At the CEWIT 2013 Conference in October, I spoke about the challenges of visual computing and developing an exclusively voice driven user interface. In preparation, I began by researching forecasts for the wearable computing market and I was amazed at how the forecasts were scattered all over the place. In the graph below you can see that statistics for device shipments through 2018 range from close to 500 million all the way down to less than 100 million. Although the discrepancy is significant, it’s safe to conclude that the wearable computing market is going to grow. How much, how fast, and how long will it take? Who knows? What we do know is that it will grow!
I looked at the evolution of head mounted computers and again was fascinated at how far we’ve come. From Steve Mann’s backpack computer in the 80’s to a fully self-contained head wearable computers like the Motorola HC1 and Google Glass of today. You can now put a smart device on your head and actually speak to and it listens. Or does it?
What are the major challenges of visual computing?
As we began developing the voice driven UI that drives one of our products we came across two major challenges related to the speech engine:
1.)Features – What are they and are they obvious to the user?
2.)Phrasing – What can the user say to make the application work? And How should they say it?
These two challenges may sound easy to solve but in our experience it took years to get a UI in a place that addresses these issues effectively. Now, take these two challenges related to the speech engine and add a head wearable computer to the mix where voice is the only input and a micro display and mini speaker are the only feedback as the user interacts with the computer. This combination posed several new visual computing challenges including:
- Dealing with speech recognition engine personality
- Dealing with environmental issues (e.g. noise)
- How to address varying accents
- Processing different vocabulary
- What can the user say? How do you cue the user?
- How do you lay out an application and workflow that is voice optimized?
- How to address security concerns like logging into the application
We addressed many of these challenges by coming up with a standard operating model across the application so that wherever the user is within the application, the methods for getting what they need were consistently the same. We also limited the number of commands on each screen and carefully selected the vocabulary on each screen. This made the speech engine extremely accurate and efficient!
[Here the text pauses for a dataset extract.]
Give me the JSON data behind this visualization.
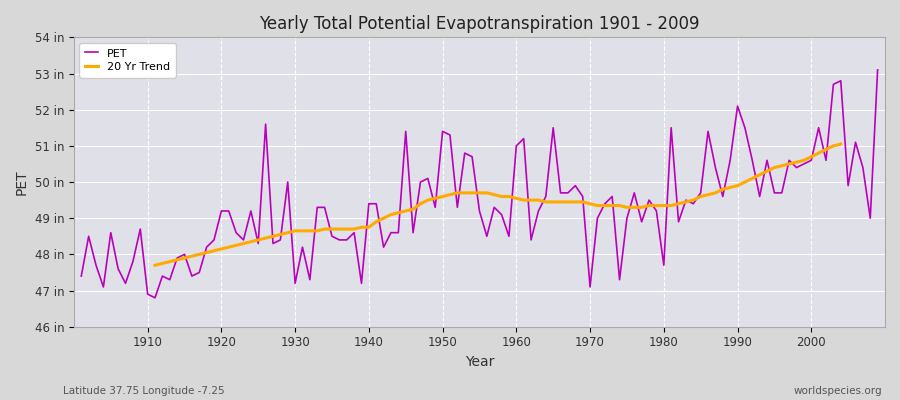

Additionally, we spent hours in brainstorming sessions, UX storyboarding and workflow sessions, planning meetings, design meetings, etc. figuring out what the best approach should be to creating the UI. The key to success in all of these meetings was to include, not just designers and engineers, but also members of other departments who knew little to nothing about the application. Inviting these folks to the table gave us a fresh perspective and helped us develop a system from a human-centered point of view. How many times have you picked up a new hardware device or purchased new software and immediately been able to tell it had not been designed with you in mind? We did not want that to happen with our product.
Lastly, how is a secure login created when voice is the only input? We did it by using a built in head tracker on the HC1 device and a mouse pointer to hover over each password item then selecting it with a voice command like “select item”.
Developing a voice driven user interface was certainly an exciting project but by no means was it always fun. In my sleep I can still hear echoes of one of my engineers saying repeatedly, ad nauseum, Window Close”; “Window Close”!! “Window Close”!!!!!